Tips: Because younger students can’t sign up for their own Fotobabble account, consider creating a class account that you can be in control of.  For younger students, having a Fotobabble recording center set up on one of the classroom computers might be appropriate.  Since you will control the account, you will be in charge of what content is added by students.

Please leave a comment and share how you are using Fotobabble in your classroom.

Comments (10)

Hi Kelly,

My Grade 2s are working on a collaboration blog with a class in California. The blog is called Collaboration Corner http://collaboration-corner.blogspot.com/

Our first project we’re collaborating on is a lunch box project where we share what we have for lunch. We’ve been using Fotobabble a lot for the students to narrate a picture of what they have for lunch. It’s a great simple tool for younger students.

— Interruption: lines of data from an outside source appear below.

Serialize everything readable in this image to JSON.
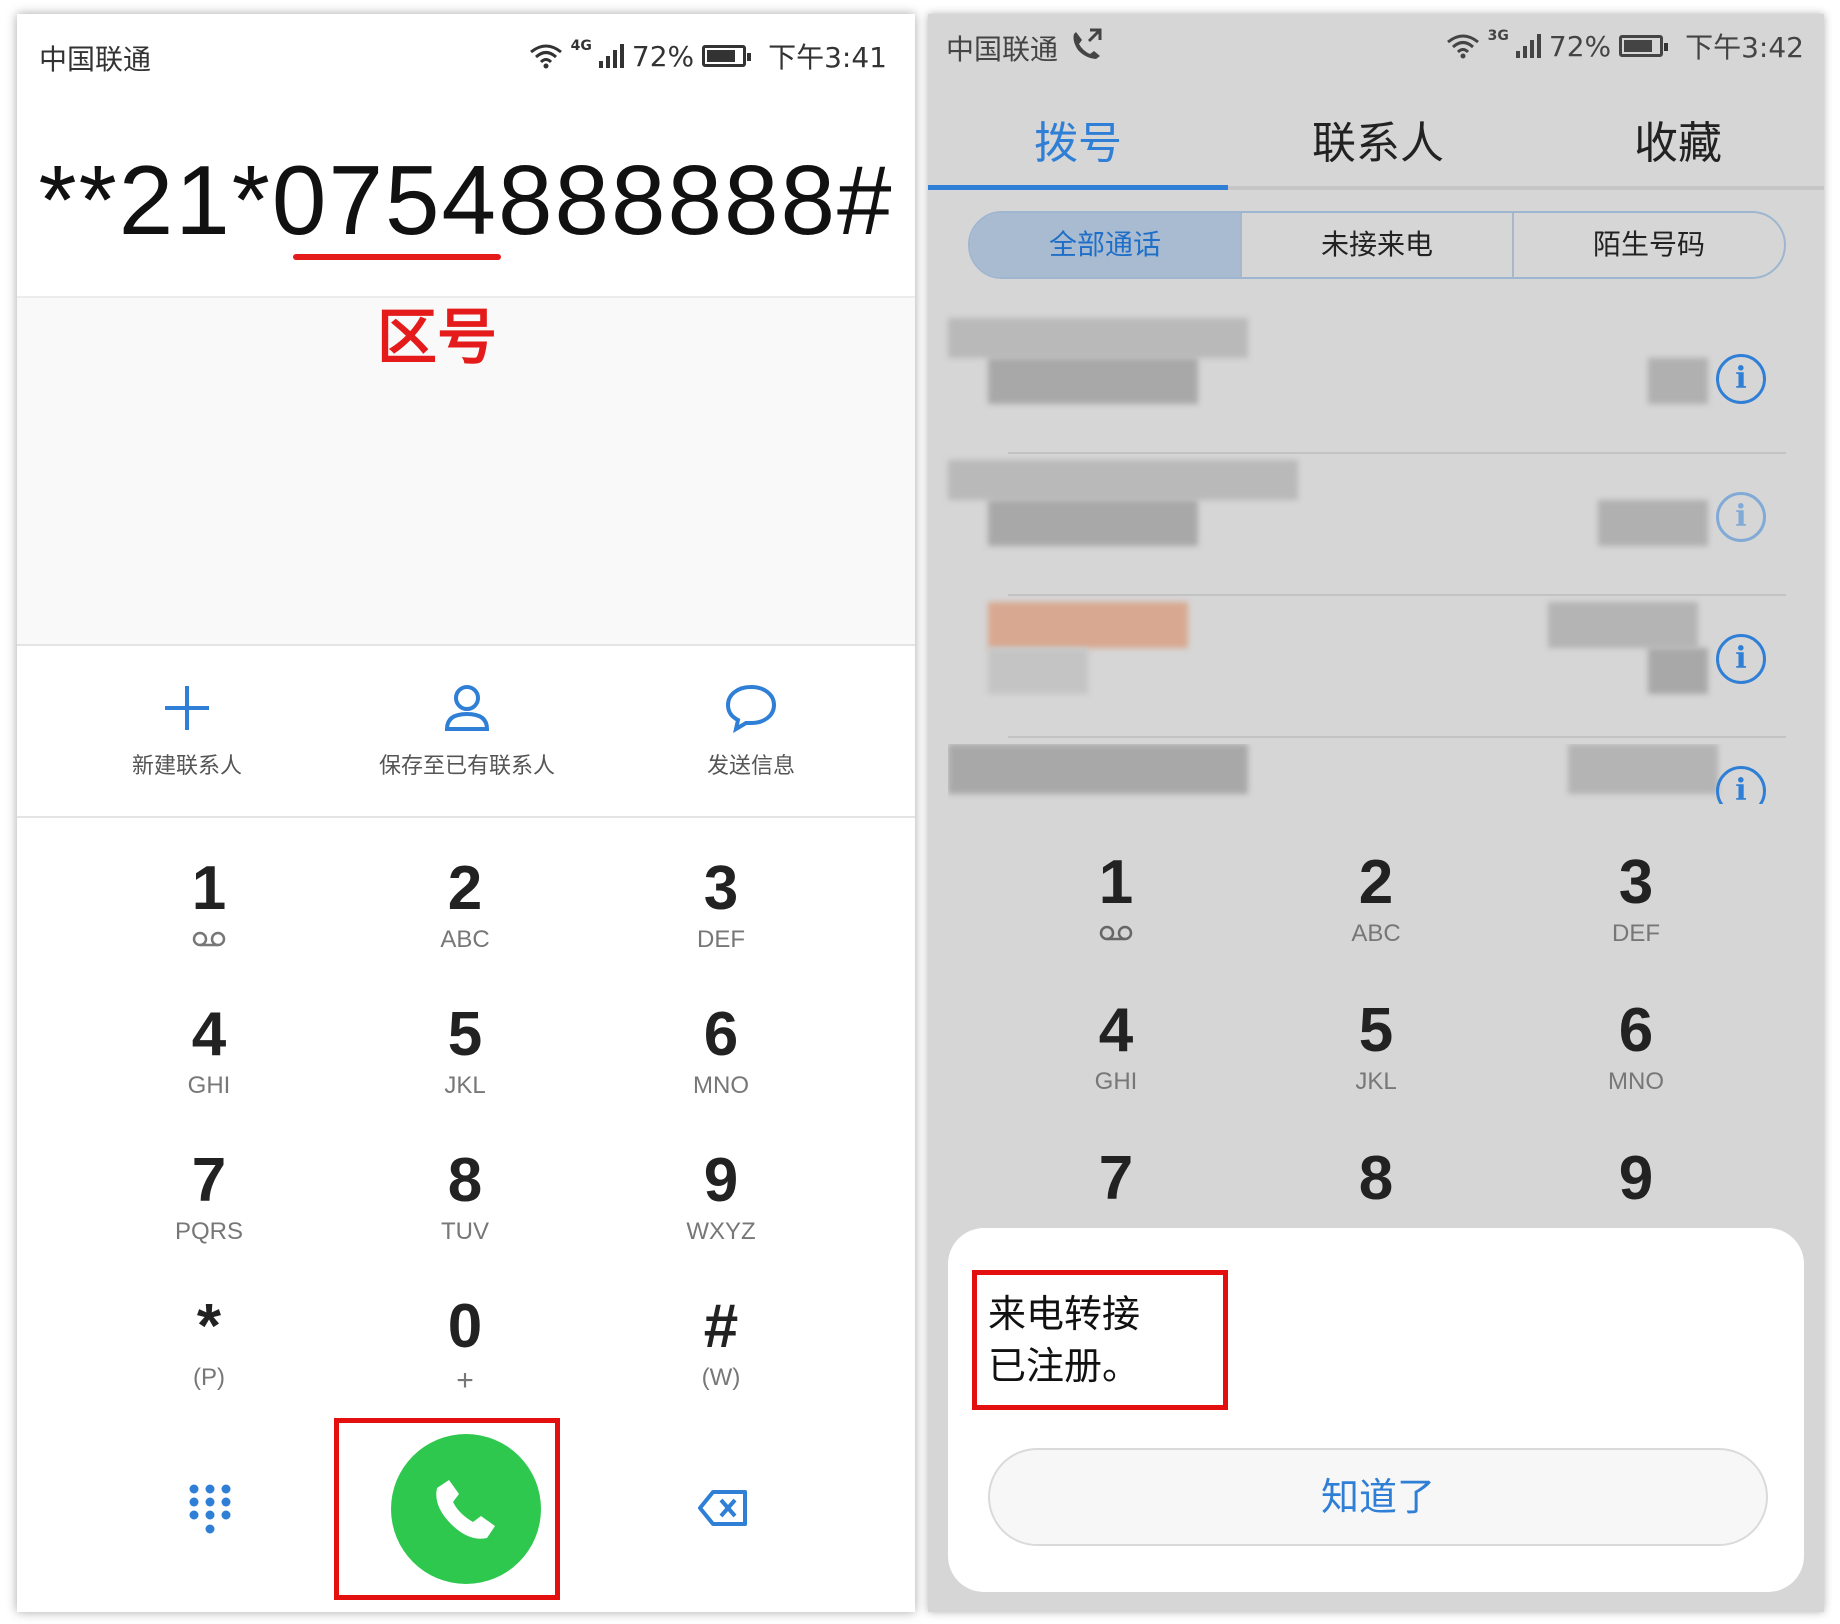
{
  "left": {
    "status": {
      "carrier": "中国联通",
      "network": "4G",
      "battery": "72%",
      "time": "下午3:41"
    },
    "dial_number": "**21*0754888888#",
    "area_label": "区号",
    "actions": [
      {
        "label": "新建联系人"
      },
      {
        "label": "保存至已有联系人"
      },
      {
        "label": "发送信息"
      }
    ],
    "keys": [
      {
        "num": "1",
        "sub": ""
      },
      {
        "num": "2",
        "sub": "ABC"
      },
      {
        "num": "3",
        "sub": "DEF"
      },
      {
        "num": "4",
        "sub": "GHI"
      },
      {
        "num": "5",
        "sub": "JKL"
      },
      {
        "num": "6",
        "sub": "MNO"
      },
      {
        "num": "7",
        "sub": "PQRS"
      },
      {
        "num": "8",
        "sub": "TUV"
      },
      {
        "num": "9",
        "sub": "WXYZ"
      },
      {
        "num": "*",
        "sub": "(P)"
      },
      {
        "num": "0",
        "sub": "+"
      },
      {
        "num": "#",
        "sub": "(W)"
      }
    ],
    "colors": {
      "accent": "#2f7fd6",
      "call": "#2dc84d",
      "highlight": "#e40f0f"
    }
  },
  "right": {
    "status": {
      "carrier": "中国联通",
      "network": "3G",
      "battery": "72%",
      "time": "下午3:42"
    },
    "tabs": [
      {
        "label": "拨号",
        "active": true
      },
      {
        "label": "联系人",
        "active": false
      },
      {
        "label": "收藏",
        "active": false
      }
    ],
    "filters": [
      {
        "label": "全部通话",
        "active": true
      },
      {
        "label": "未接来电",
        "active": false
      },
      {
        "label": "陌生号码",
        "active": false
      }
    ],
    "keys": [
      {
        "num": "1",
        "sub": ""
      },
      {
        "num": "2",
        "sub": "ABC"
      },
      {
        "num": "3",
        "sub": "DEF"
      },
      {
        "num": "4",
        "sub": "GHI"
      },
      {
        "num": "5",
        "sub": "JKL"
      },
      {
        "num": "6",
        "sub": "MNO"
      },
      {
        "num": "7",
        "sub": ""
      },
      {
        "num": "8",
        "sub": ""
      },
      {
        "num": "9",
        "sub": ""
      }
    ],
    "dialog": {
      "message": "来电转接\n已注册。",
      "button": "知道了"
    }
  }
}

Thanks for another excellent review of a useful tool,

Kathleen McGeady
Australia

Your points are very valid. My students don’t have email addresses either. I will check and see if Fotobabble is blocked at school. Many times it takes a certain number of hits before it gets blocked. Thanks for sharing this.

I think it’s very easy to underemphasize the importance of speaking/listening in the face of the crucial importance of reading and writing to our students. Tools like Fotobabble and Blabberize provide such a fun way to redress the balance.

Thank you for the great post. We are very excited about the prospect of Fotobabble being used in education. We hope to have the opportunity to work closely with the educational community to address some of their specific needs and perhaps develop solutions specifically for teachers and students.

We do work hard to moderate the content on our site and keep out inappropriate content, but your concerns are heard loud and clear.

Please email all thoughts, ideas, suggestions to support@fotobabble.com so we can incorporate them into our planning.

Sincerely,

Kamal Shah
CEO, Fotobabble

[...] This post was mentioned on Twitter by Shelly S Terrell, ktenkely, Sandra McCarron, Greg Bird (Birdy), michael chalk and others. michael chalk said: RT @ktenkely: Fotobabble: great uses in classroom, audio/visual wordwall, exciting newsletters, digital storytelling http://bit.ly/9jN97T [...]

We look forward to hearing about education friendly updates!

I agree, we are often overlooking the importance of both speaking and listening in schools. Both are so important to growth and development!

What a neat project, thank you for sharing it Kathleen! It is fun to see what others are doing with these great tools.

I’ve played with this a couple of times, but have not used it in class yet. This post gave me some ideas for class. Maybe something with The Catcher in the Rye. Hmmmmmm. Thanks!

Using with Catcher in the Rye is a great idea, I look forward to seeing that!